First and foremost, collateralized loan obligations across the capital structure offer attractive risk-return profiles compared to other forms of corporate debt. The competitive yields offered by CLOs are a huge draw for income-hungry investors, especially in a rising rate environment. The CLO market has also proved to be resilient over time. During the credit crisis and throughout this current cycle, middle market loans have performed better than many other loans, which in turn has expanded the potential universe of investors willing to invest in them. Lastly, we think greater transparency has played a role in rising investor interest. In the case of middle-market loans, the information flow on loan performance, mark-to-market values, etc. has improved considerably over time. Managers such as Churchill have worked hard to provide detailed information on each loan to investors so they have the ability to track progress beyond the data produced for monthly trustee reports.

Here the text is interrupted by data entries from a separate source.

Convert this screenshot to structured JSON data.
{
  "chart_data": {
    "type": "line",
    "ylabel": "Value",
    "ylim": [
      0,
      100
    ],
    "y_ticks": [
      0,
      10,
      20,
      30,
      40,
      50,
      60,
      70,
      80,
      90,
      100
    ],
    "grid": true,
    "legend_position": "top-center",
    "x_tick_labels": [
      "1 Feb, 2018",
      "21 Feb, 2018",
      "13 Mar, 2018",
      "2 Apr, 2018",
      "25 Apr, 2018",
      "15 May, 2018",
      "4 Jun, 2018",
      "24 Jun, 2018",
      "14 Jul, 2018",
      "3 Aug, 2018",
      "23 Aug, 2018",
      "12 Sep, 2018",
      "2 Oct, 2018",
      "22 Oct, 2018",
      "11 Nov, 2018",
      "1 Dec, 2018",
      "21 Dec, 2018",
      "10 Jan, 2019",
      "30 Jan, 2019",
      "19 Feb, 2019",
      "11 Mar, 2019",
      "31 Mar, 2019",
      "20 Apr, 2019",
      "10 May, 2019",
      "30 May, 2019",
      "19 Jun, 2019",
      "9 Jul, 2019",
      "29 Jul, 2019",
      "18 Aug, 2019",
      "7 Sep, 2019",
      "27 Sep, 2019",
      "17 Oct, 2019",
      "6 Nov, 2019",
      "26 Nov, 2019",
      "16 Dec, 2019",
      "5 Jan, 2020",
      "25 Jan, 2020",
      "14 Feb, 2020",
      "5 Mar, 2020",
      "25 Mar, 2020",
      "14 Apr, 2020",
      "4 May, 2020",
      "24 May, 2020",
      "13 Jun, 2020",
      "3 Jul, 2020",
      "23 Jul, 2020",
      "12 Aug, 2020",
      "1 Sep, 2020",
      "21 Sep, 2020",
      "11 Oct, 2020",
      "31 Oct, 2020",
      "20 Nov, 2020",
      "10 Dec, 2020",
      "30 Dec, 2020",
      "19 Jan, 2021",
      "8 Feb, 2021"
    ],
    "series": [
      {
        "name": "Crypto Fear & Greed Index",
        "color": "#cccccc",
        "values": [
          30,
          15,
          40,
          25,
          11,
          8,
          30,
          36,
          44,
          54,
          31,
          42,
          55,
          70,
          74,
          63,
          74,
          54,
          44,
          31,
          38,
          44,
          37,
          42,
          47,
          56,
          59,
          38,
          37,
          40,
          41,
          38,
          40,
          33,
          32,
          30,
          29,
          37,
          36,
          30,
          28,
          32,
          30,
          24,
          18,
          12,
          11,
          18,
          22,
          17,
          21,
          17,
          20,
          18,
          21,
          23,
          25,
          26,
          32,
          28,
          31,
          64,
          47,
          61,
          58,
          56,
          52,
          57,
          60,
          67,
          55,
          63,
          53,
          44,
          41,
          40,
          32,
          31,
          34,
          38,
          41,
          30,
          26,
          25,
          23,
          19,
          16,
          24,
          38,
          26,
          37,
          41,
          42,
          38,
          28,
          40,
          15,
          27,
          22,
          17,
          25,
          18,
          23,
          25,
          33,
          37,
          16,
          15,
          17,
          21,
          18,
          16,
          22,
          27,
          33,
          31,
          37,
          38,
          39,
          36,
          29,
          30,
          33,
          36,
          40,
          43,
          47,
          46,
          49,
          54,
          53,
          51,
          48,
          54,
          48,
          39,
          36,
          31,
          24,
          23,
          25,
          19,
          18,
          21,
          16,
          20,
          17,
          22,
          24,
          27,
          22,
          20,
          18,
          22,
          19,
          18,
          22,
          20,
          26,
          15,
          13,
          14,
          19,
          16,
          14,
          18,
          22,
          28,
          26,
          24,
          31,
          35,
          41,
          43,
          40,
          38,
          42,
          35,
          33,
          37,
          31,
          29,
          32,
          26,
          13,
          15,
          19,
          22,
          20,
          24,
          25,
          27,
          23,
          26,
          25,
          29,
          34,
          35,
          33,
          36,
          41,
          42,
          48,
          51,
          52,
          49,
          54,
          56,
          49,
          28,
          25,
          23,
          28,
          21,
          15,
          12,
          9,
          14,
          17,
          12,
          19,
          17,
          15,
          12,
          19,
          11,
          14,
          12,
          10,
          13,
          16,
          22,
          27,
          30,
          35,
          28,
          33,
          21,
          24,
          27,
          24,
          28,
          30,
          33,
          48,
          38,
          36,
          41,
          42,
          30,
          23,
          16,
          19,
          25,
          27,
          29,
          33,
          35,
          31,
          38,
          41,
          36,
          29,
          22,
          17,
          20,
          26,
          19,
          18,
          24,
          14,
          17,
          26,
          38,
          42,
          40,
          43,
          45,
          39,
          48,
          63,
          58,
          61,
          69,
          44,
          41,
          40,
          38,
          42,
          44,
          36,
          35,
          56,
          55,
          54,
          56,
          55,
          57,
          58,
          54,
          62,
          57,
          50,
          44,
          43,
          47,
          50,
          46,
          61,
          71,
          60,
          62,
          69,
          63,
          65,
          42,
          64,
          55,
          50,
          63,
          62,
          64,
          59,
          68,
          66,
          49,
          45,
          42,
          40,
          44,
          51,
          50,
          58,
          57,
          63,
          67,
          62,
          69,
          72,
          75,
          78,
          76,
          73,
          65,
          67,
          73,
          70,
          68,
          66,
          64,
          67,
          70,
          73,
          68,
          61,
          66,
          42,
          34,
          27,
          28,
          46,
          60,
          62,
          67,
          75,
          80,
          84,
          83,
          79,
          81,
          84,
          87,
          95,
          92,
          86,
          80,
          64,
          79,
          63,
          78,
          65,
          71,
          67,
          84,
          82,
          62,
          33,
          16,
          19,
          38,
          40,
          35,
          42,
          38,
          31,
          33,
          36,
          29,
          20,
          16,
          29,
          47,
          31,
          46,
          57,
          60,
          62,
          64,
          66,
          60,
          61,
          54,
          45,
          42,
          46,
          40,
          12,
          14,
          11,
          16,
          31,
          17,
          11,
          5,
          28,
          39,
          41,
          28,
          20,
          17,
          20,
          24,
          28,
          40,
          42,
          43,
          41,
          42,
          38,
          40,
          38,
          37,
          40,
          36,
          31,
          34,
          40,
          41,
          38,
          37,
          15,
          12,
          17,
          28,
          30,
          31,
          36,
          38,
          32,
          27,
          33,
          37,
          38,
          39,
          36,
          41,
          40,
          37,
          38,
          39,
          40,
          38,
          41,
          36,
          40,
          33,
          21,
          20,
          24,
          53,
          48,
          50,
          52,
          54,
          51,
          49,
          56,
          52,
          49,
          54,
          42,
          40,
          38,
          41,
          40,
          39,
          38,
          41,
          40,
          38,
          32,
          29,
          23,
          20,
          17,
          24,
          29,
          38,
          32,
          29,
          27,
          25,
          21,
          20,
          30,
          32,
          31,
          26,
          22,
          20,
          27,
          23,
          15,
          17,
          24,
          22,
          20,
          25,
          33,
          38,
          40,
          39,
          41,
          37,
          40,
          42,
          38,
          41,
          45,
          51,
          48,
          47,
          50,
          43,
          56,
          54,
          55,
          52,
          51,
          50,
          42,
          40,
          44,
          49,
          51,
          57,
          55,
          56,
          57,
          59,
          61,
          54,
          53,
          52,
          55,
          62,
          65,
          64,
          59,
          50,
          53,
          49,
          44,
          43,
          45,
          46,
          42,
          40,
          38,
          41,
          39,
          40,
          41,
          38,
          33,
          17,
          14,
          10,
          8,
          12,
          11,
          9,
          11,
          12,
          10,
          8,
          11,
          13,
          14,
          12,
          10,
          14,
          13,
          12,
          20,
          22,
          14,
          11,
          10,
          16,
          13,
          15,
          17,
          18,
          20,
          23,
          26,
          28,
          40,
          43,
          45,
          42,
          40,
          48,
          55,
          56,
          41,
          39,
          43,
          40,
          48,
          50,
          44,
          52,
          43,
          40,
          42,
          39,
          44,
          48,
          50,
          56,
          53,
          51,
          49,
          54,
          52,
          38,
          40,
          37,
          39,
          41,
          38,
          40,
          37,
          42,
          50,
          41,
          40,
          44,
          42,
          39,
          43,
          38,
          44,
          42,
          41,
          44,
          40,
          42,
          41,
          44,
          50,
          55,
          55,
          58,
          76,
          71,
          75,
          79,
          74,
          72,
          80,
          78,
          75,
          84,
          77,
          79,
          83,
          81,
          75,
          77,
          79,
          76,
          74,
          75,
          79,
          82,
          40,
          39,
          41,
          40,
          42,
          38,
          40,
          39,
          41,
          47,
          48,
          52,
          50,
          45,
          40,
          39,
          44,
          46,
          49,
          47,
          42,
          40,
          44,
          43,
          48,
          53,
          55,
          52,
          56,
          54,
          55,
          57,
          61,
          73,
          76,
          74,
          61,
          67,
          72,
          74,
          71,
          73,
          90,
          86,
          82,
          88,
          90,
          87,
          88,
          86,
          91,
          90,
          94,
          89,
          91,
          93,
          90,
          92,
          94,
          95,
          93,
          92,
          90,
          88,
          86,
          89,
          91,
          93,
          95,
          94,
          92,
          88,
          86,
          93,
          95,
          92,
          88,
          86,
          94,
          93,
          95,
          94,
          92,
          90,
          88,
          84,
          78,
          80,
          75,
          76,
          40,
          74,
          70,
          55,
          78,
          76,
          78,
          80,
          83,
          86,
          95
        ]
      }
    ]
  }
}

What is your outlook for M&A?
We think M&A in the middle market will continue to be robust in 2018. The Gross Domestic Product is expected to track at or above 2 percent for the next several years, buoyed by corporate tax cuts. Dry powder for both private equity and private credit has also been accumulated in significant amounts over the past several years. That capital needs to be deployed, so investors are feeling a sense of urgency to participate in auctions. In addition, corporations have a record amount of cash on their balance sheets – more than $2 trillion at last count. Middle-market companies are attractive targets for corporations that are looking to make strategic acquisitions. This is especially true for target companies that provide a technology edge or a discrete opportunity to grow revenues and margins, as is often the case for middle market companies. This has contributed to purchase price multiples for middle market sponsored transactions also being at record levels.